Shaking my air freshener, realizing it’s finished, I let it roll out of my hand and across the carpet. Tears start to fill my eyes over the depleted aerosol can. Yup, this is one-hundred-percent rock bottom.
I wipe under my eye as the front door to my apartment flies open and my best friend, Amanda, pops through the entrance, her boyfriend, Matt, tagging closely behind.
“Happy New . . .” she pauses and then starts whipping her hand feverously in front of her nose. Beside her, Matt starts to cough and quickly pulls his vest over his face as a mask. “Oh my God,” Amanda complains. “Did a forest die in here?”
With a blasé attitude, I respond, “I got carried away with the air freshener.”
Sitting up, I take in their party garb. Amanda is in a tight-fitting sparkly dress that’s peeking through her long, black pea coat, and Matt is in his classic dark-wash jeans, button-up shirt, and vest. He’s shaking and blowing into his hands trying to calm the cold that is capturing the Colorado skies outside.
“I thought you two were going to a party,” I say, lying back down and sticking my hand in a chip bag, rifling around for crumbs.
“We were but it got lame.” Amanda walks into the living area and takes in the scene, her nose cringing from the disarray of my apartment. “You’re a pig, Hollyn.”
“Gee, thanks.
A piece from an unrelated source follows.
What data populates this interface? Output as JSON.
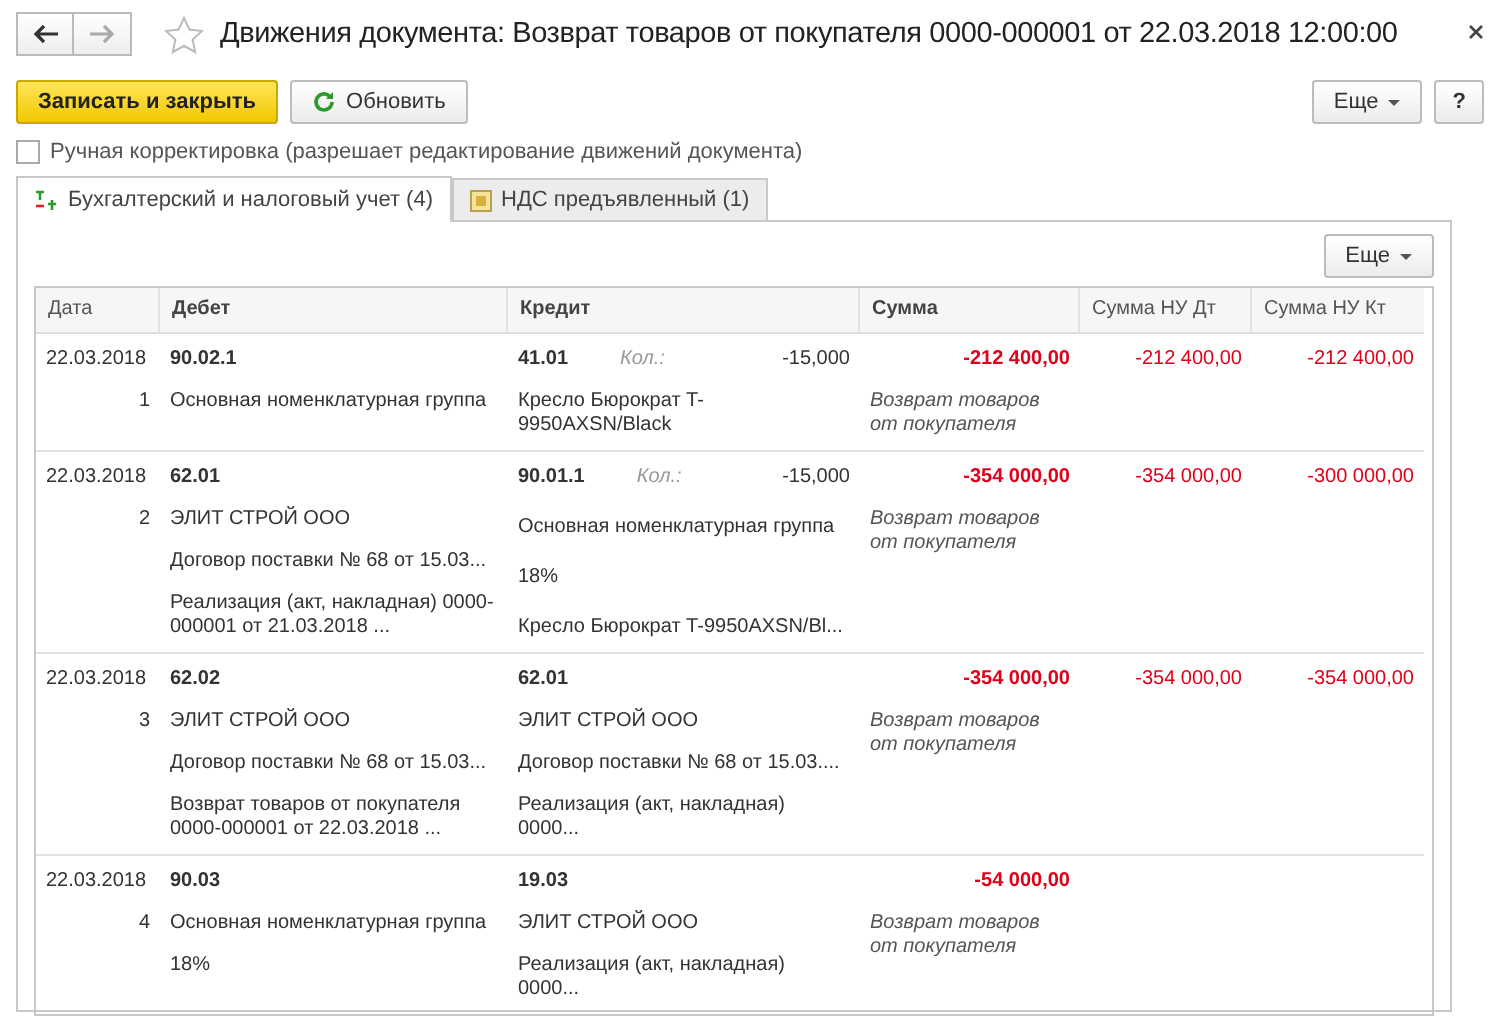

Care to comment on the condition of my bush as well?”
“And I will be in the kitchen.” Matt quickly disappears where I can hear him rummaging around in my fridge.
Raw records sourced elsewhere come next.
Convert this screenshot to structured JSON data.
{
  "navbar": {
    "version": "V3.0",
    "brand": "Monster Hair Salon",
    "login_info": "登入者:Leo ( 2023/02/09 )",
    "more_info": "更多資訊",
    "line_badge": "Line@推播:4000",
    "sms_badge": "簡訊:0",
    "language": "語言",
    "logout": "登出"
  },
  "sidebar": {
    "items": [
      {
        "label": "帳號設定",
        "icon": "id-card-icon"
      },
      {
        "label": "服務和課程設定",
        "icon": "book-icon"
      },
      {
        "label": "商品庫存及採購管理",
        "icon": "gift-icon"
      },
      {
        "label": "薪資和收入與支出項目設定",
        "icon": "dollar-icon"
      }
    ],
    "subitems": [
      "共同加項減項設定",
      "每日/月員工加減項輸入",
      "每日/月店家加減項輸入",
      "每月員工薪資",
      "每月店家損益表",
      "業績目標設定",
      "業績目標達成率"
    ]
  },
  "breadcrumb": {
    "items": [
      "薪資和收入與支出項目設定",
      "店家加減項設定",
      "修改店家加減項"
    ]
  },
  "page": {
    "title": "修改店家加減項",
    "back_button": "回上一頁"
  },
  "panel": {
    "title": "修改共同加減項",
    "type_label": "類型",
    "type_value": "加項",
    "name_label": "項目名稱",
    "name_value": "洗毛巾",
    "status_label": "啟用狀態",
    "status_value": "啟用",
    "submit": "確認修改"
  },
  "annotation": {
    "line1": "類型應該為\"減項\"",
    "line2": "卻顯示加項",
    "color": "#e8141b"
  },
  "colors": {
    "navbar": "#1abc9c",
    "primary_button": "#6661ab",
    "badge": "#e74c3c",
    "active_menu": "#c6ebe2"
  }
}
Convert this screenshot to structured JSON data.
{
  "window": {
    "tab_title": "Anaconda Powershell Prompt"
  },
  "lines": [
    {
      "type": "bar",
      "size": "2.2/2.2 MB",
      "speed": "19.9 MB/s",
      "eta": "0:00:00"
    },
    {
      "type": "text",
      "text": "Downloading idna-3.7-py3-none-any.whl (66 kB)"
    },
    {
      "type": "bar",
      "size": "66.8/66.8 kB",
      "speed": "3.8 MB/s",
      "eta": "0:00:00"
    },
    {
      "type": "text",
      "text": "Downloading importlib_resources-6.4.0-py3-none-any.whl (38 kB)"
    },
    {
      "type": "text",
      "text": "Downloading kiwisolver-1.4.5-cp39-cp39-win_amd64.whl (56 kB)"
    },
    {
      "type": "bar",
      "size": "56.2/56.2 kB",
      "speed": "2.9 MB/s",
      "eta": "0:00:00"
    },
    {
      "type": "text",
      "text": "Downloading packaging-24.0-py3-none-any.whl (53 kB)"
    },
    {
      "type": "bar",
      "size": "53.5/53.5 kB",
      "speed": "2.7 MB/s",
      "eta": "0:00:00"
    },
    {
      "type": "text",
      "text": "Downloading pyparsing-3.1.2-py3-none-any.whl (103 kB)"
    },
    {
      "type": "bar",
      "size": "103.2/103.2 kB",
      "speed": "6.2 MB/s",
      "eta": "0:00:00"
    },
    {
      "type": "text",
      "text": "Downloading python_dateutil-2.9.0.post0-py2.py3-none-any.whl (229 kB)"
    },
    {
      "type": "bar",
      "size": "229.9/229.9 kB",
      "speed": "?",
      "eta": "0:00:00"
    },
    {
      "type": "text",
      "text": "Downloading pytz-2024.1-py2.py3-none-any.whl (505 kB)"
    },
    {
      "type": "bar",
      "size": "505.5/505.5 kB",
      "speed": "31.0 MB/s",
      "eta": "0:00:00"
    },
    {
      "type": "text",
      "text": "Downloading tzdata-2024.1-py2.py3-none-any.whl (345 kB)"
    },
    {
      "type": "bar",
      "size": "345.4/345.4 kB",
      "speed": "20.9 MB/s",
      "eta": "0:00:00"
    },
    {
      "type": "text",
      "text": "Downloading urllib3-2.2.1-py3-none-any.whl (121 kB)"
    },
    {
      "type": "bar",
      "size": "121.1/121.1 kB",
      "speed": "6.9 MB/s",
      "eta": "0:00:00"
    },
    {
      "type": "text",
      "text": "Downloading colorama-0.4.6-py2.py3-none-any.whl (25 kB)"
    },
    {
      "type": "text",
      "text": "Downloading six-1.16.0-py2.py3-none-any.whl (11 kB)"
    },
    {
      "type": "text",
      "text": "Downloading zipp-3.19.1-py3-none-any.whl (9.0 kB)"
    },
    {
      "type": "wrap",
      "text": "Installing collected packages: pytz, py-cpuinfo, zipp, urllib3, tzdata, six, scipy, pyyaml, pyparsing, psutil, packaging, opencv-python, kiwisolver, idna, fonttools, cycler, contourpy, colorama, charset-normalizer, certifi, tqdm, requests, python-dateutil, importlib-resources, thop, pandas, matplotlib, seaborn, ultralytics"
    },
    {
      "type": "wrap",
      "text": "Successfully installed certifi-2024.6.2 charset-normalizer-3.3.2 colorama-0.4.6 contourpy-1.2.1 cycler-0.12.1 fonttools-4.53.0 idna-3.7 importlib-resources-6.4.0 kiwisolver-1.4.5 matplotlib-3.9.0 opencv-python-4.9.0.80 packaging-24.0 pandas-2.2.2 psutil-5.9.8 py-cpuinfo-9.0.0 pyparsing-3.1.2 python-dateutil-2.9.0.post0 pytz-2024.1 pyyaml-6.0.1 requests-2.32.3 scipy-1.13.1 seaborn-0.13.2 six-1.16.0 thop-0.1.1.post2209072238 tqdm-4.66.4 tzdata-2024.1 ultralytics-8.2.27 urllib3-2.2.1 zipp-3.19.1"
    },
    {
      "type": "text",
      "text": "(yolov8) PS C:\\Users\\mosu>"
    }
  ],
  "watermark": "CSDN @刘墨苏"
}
“Your goldfish is dead,” Amanda points out.
I tear open the chip bag and start to lick the cheddar and ranch seasoning off the foil. “Tell me something I don’t know.”
“Do you have anything other than tabasco sauce and a lonely grapefruit in here?” Matt calls from the kitchen.
“No, but bring the tabasco sauce in here, I’m thirsty.”
“Yes, bring the tabasco sauce in here,” Amanda deadpans, her eyes judging me. “You can join Hollyn in licking her trash.”
Never wanting to be a terrible hostess, I hold out the pretzel bag to her and ask, “Want to down the salt at the bottom?”
“Do you really want tabasco sauce?” Matt asks, holding it out to me. I reach for it but Amanda quickly swats it away, the bottle rolling across the ground, joining the air freshener.
“She is not drinking tabasco sauce. For God’s sake. Hollyn, look at you.”
No need for a cursory glance, I know the appalling reflection I will see in the mirror. I’ve already established rock bottom once I started speaking for my fish. To take in my appearance all over again will be detrimental to my already shattered and bruised self-esteem.